Infostealer

An infostealer is a category of malware specialized in extracting credentials, cryptocurrency wallets, browser cookies, autofill data, and stored sessions from infected devices. Names: RedLine, Raccoon, Vidar, Lumma, Rhadamanthys, StealC. Sold as malware-as-a-service on cybercrime forums for $100 to $500 per month per operator. The dominant initial-access tool of the 2024-26 cybercrime economy, responsible for the majority of credential-related compromises documented in current incident reports.

What it means in practice

The infestation typically starts with a malicious download (cracked software, fake software updates, malicious GitHub releases impersonating popular tools, infected video tutorials). The malware runs once, extracts everything in 30 to 120 seconds (browser cookies including active sessions, password manager exports if accessible, crypto wallet files, Steam and Discord tokens, FTP and SSH credentials), exfiltrates to the operator’s command-and-control server, and often deletes itself. The user notices nothing. Days or weeks later, the credentials get sold in bulk on cybercrime forums and the buyers monetize through ATO. The 2024 Snowflake-customer cascade started with infostealer-harvested credentials of customer admins; the downstream damage to Ticketmaster, AT&T, Santander, and dozens of others ran into hundreds of millions of records.
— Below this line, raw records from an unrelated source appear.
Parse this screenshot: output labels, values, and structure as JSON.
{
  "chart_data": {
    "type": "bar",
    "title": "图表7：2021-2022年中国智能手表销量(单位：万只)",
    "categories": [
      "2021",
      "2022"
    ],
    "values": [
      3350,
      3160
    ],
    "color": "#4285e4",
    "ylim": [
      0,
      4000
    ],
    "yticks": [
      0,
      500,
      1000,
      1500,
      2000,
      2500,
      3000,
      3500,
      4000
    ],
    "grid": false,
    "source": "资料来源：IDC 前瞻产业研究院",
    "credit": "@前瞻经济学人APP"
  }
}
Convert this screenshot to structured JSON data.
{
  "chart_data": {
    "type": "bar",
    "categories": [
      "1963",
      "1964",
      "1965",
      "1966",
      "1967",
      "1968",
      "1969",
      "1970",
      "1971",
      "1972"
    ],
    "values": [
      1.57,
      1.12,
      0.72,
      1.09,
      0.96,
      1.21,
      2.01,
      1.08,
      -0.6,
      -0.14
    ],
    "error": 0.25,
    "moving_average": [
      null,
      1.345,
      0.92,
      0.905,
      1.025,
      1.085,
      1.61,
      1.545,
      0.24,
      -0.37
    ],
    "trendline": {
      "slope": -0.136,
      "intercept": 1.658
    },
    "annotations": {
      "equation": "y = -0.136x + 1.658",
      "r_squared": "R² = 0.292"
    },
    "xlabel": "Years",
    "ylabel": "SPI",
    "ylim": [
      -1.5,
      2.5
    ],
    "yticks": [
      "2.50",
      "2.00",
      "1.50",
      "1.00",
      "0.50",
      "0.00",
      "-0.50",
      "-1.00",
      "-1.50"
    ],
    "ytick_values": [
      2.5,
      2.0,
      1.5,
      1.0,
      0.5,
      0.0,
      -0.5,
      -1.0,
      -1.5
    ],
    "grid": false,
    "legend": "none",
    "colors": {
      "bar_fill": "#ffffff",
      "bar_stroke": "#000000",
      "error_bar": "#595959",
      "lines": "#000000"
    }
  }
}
Who is targeted, and by whom

Targets: anyone running unverified software downloads, anyone who clicked a malicious GitHub release or YouTube tutorial link, anyone whose family member did. The infection vector is opportunistic, not targeted; the value of the infection is determined later when the credentials get sold. Operators: organized cybercrime crews running infostealer-as-a-service platforms, bulk-credential brokers buying the output and reselling, and the downstream ATO crews monetizing the bought credentials. The defensive shift: hardware-key 2FA structurally defeats the cookie-theft path because session cookies tied to FIDO2 authentication do not transfer to the attacker’s machine usefully; the cryptographic binding requires the original key.

What you can change today

Three actions. First, do not run cracked software, do not download from unofficial sources, verify GitHub releases via the project’s published GPG signatures or release pages. Second, hardware-key 2FA on the keystone accounts (primary email, password manager, financial, code repositories) so cookie theft is not enough to compromise the account; the attacker still needs the physical key. Third, run a reputable EDR or AV (Microsoft Defender on Windows is reasonable, Malwarebytes for additional coverage, ClamAV on Linux) and audit it monthly. For browser hygiene: do not save passwords in the browser if you can avoid it (use a password manager instead); browser-saved credentials are the lowest-friction infostealer target.